Réalisateur de films érotiques SM à grand succès dans les années 1970, Masaru Konuma trouve dans la magnifique Naomi Tani son égérie, son actrice favorite ; et avec elle, l’opportunité d’adapter à l’écran l’écrivain Oniroku Dan. Avec Fleur secrète en 1974, le réalisateur fait œuvre cinématographique avec un scénario qui aurait donné lieu, à peine quelques années plus tard, à un énième film pornographique en vidéo.
Makoto Katigiri a des problèmes. Tout jeune, il surprend sa mère au lit avec un soldat américain, se saisit de son pistolet, et fait feu sur lui. Le souvenir restera pour le hanter jusqu’à l’âge adulte, 32 ans, âge auquel le malheureux n’a toujours pas réussi à produire la moindre érection. Sa mère, chez qui il habite toujours, est metteuse en scène de photographies sado-maso, avec une renversante bonne humeur – après tout, « le sexe, ça rapporte ». Un beau jour, le PDG de la firme pour laquelle Makoto travaille l’appelle à son secours : sa femme se refuse à lui, et il compte sur son jeune employé, féru de SM comme le prouvent les photos trouvées dans son bureau, pour lui apprendre un peu la vie.
Fruit des tentatives de la société de production Nikkatsu pour se renflouer pendant les années 1970, le genre érotique dont est issu Fleur secrète fait suite à la radicalisation commerciale du genre plus prude des pink eiga. Naomi Tani, actrice émérite de ce dernier sous-genre, illumine le film d’une grâce inaccoutumée, au milieu de péripéties passablement convenues. Makoto est un croisement entre la chèvre de Pierre Richard et un adolescent découvrant la sexualité en trois semaines chrono. Son patron est un vieux barbon priapique prompt à sauter sur tout ce qui bouge et à s’amuser à la zoophilie (version chenilles vertes un brin dégoûtantes). Son épouse, la belle mais prude Shizuko, est le modèle de pureté qu’il manquait de souiller à Makoto pour se découvrir une libido. Lorsque son patron lui met pour ainsi dire le pied à l’étrier, le jeune homme se découvre une sensualité, vite douchée par une mère castratrice.
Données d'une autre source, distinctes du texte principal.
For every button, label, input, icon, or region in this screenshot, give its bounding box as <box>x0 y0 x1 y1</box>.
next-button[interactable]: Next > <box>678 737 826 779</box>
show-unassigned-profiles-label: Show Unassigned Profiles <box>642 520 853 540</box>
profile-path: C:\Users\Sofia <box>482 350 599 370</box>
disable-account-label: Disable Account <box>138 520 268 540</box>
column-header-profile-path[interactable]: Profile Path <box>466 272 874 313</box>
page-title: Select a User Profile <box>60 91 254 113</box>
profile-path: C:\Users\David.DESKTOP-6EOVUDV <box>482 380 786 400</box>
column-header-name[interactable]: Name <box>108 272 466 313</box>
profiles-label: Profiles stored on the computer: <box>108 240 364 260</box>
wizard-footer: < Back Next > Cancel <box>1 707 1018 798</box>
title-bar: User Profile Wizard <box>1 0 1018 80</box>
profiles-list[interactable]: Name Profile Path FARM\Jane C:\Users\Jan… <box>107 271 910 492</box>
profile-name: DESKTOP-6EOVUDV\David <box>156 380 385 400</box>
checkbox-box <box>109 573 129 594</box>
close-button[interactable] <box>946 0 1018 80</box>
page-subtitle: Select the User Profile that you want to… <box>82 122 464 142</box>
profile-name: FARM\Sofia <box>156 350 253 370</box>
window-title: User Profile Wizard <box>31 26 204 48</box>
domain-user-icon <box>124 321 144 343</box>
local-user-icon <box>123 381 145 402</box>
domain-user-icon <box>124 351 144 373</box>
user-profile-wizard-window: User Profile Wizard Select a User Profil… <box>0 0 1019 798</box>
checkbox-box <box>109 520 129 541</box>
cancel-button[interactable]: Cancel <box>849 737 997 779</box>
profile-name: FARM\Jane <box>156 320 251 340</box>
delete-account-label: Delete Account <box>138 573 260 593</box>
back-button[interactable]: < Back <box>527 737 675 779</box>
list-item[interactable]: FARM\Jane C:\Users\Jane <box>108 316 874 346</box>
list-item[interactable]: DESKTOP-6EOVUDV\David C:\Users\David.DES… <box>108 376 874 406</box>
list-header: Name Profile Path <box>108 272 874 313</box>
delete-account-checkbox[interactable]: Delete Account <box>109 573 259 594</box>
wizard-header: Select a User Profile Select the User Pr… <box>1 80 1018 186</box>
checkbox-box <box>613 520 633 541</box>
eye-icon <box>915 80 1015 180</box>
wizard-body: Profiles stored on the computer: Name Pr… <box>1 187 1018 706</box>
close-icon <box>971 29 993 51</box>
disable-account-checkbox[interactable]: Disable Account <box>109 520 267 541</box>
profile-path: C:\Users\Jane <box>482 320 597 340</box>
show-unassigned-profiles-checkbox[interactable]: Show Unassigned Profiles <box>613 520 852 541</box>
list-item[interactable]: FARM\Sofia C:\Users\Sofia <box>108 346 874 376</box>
Caricatural ? Certes. Boulevardier ? Indéniablement. Purement commercial ? C’est à voir. Misogyne ? Rien n’est moins sûr. Konuma parsème son film de scènes étonnamment esthétiques, contemplatives, d’une beauté et d’une préciosité que l’absence de budget digne de ce nom interdit aux films érotiques et pornographiques de la décennie qui suivra. Et que dire du personnage de Shizuko, auparavant prude et devenant promptement non seulement complice mais instigatrice de la relation SM entre elle, Makoto, son mari, sa femme de chambre… ? Un petit détail entendu ici, une légère déclaration là : il est certain que la femme n’est ni aussi soumise ni aussi victime que ne le laisserait entendre le récit – au contraire.
En se payant le luxe d’introduire un brin de profondeur à ses personnages, le scénariste Tanaka Yozo permet à Konuma d’apporter une dimension passablement sadienne à son film, en cela que la morale, le « bien » n’y est pas aisément discernable. Les hommes dominateurs sont finalement manipulés, la mère monstrueuse finalement plus pure, la femme plus indépendante qu’il n’y paraît (la fleur secrète n’est-elle pas celle, souillée du sang de son mari humilié, qu’elle brandit au début du film, et dont sa femme de chambre dit qu’elle lui ressemble ?)…
Mais foin de toute forme d’analyse (qu’elle soit juste ou faussée) : Fleur secrète reste avant tout un tribut à la beauté incroyable de la mythique actrice Naomi Tani. Cherchant à la soumettre, après les pires humiliations, la mère de Makoto s’étonne : « elle a encore son air distingué ». Et c’est indéniable : la beauté de son actrice principale, autant que l’humour ironique très présent, transcende Fleur secrète, et le hisse au-dessus du produit érotique lambda.